It’s not very often I go searching for my copy of the Holy Bible. But whenever I find it in my brief moment of need I always say a heart-felt “Thankriste”.
Last night was one of those rare moments: it took me a while too, I had to search through acres of groaning shelves to find my barely touched King James authorised version. In this edition the actual words of Jesus himself are helpfully colour-coded.
But it wasn’t Jesus I was after last night, rather the bloody and mercenary Moses. In particular the various points in the Old Testament where he receives the absolutely must obey rules from a vengeful and jealous God.
I was seeking out the various passages in Exodus – the bit that explains Bob Marley’s drug habit – and Dudedontneuterme – the bit where the Levi-wearing Midianites beg Moses not to cut their bits off (in vain it turns out) – where the Ten Commandments are explained.
“And, as a level 7 aetheist, you are doing this why?” At least that was the reaction from a disbelieving Mrs Martini. She didn’t even know we had a Holy Bible in the house and she was most amused that I would choose it as my bedtime reading.
“Well actually, Moac,” I carefully explained, “I’m reading Vanity Fair and the Bible’s only here as a reference guide.”
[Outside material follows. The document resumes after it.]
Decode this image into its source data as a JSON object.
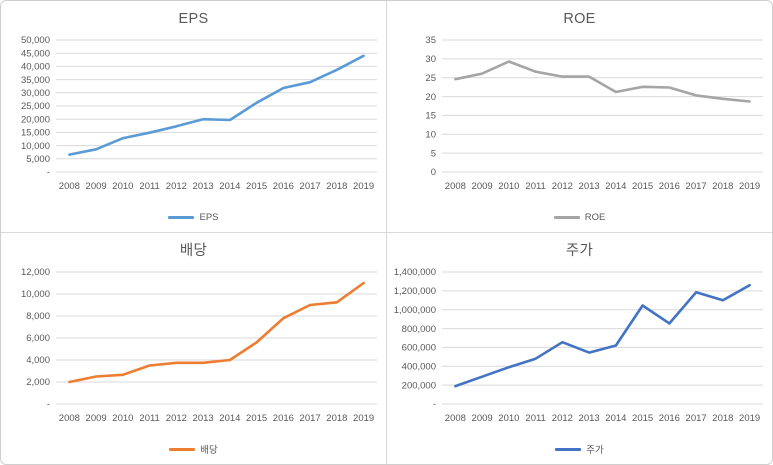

Moac gets this; while doing her BA she was told to read the Holy Bible (I always feel there should be an exclamation mark here, like this: “Holy Bible! Batman.”) as it was the foundation for a lot of literary references. I pointed out to her that the late, great HST swore by the Bible. He swore at pretty much everything, but that’s another story.
Mr Hitchens carving himself a new one
This story is about the essay in VF by Christopher Hitchens in which he argues that the Ten Commandments should be revised and redacted. The points he makes – which is why I needed the Holy Bible! – are that at the various times in Exodus and Dudedontneuterme where the tablets of stone are mentioned, the wording does indeed change and that the surly and obviously mad-as-a-hatter Moses even smashes the original set in anger. An even angrier God has him go back up the fuckenmountain for another 40 days and 40 nights** to hew some more freakentablets.
I didn’t know, until I read in Hitchen’s piece that the Ten Commandments had changed from one passage to another. The Vanity Fair piece is worth a read; Exodus was a classic piece of reggae-rock; the book of Dudedontneuterme is worth a laugh, but it’s far too frightening for children.
The New Commandments: Christopher Hitchens, Vanity Fair, April 2010
** I checked: this is not the same 40 days and 40 nights during which the earth flooded and Noah’s ark ended up on another fuckenmountain.